Prof. Alex Asase – Centre for Plant Medicine Research (Ghana)

Prof. Alex Asase holds a PhD in Botany from the University of Ghana, and has research interest in plant medicine, ethnobotany and biodiversity science. He is currently the Executive Director of the Centre for Plant Medicine Research in Ghana, and Professor at the Department of Plant and Environment Science, University of Ghana. Prof. Asase has served on various national and international committees and boards. He is currently a board member of the Food and Drugs Authority (FDA) and the Traditional Medicine Practice Council (TMPC) in Ghana. Prof Asase has published extensively, and he is on the editorial board of several journals.

Pulchérie Bissiengou – National Herbarium (Gabon)

Pulcherie Bissiengou attended the Université des Sciences et Techniques de Masuku, where she followed the three-year BSc program for biology and chemistry. During the last year of the BSc program, she undertook a hands-on field course called “Bio-Traverse”, where she got the opportunity to learn about Gabon’s unique biodiversity through travel from the South-East to the North of Gabon in order to study its different types of ecosystems. In 2001, she entered a Master Degree course, at Stellenbosch University and she obtained her Master of Science degree in 2005. Since 2006, she has worked at the National Herbarium of Gabon as a scientific staff member and has been involved in the production of the “Flore du Gabon” series as author and member of the editorial team. In August 2008, she obtained a sandwich grant from Wageningen University allowing her to start her PhD project at the National Herbarium Nederland – Wageningen branch on the systematics of Ochnaceae. She obtained her PhD degree in 2014. Currently, she is the head of the National Herbarium Laboratory department and has coordinated many projects.

Marc Sosef – Meise Botanical Gardens (Belgium)

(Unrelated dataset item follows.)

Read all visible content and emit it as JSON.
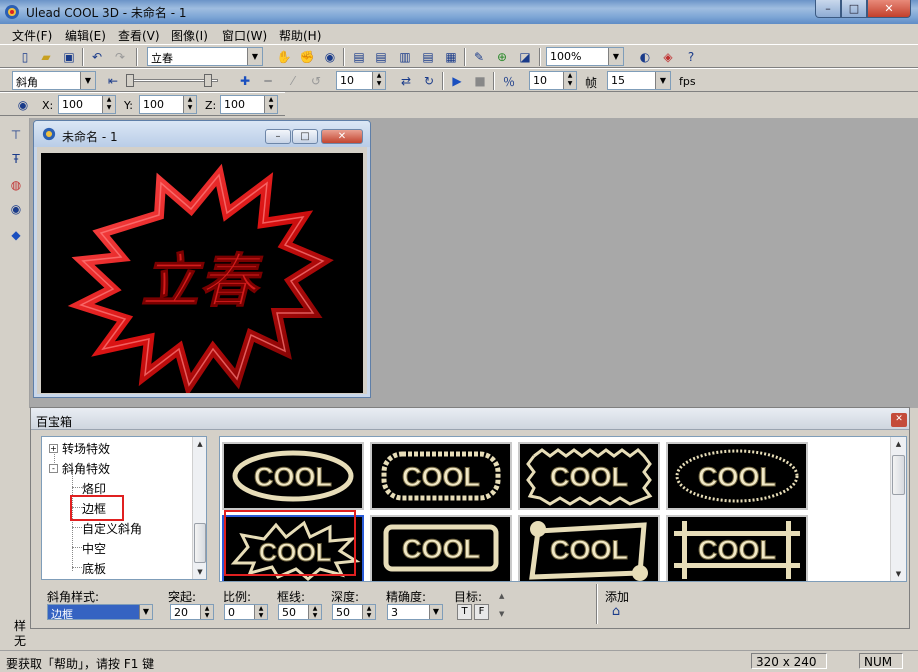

Marc Sosef (1960–) attended his first AETFAT Congress in Malawi, in 1991. He coordinates the production of the series Flore du Gabon and Flore d’Afrique central (Democratic Republic of the Congo, Rwanda and Burundi). His taxonomic interest is mostly in begonia’s and grasses. He is also intrigued by the rain forest refuge theory, and involved in Species Distribution Modelling and IUCN Red Listing. He represents Meise Botanic Garden as a member of the World Flora Online consortium and has a particular interest in e-Flora’s and digitizing herbarium specimens, in the history of botanical research and in botanical nomenclature and classification.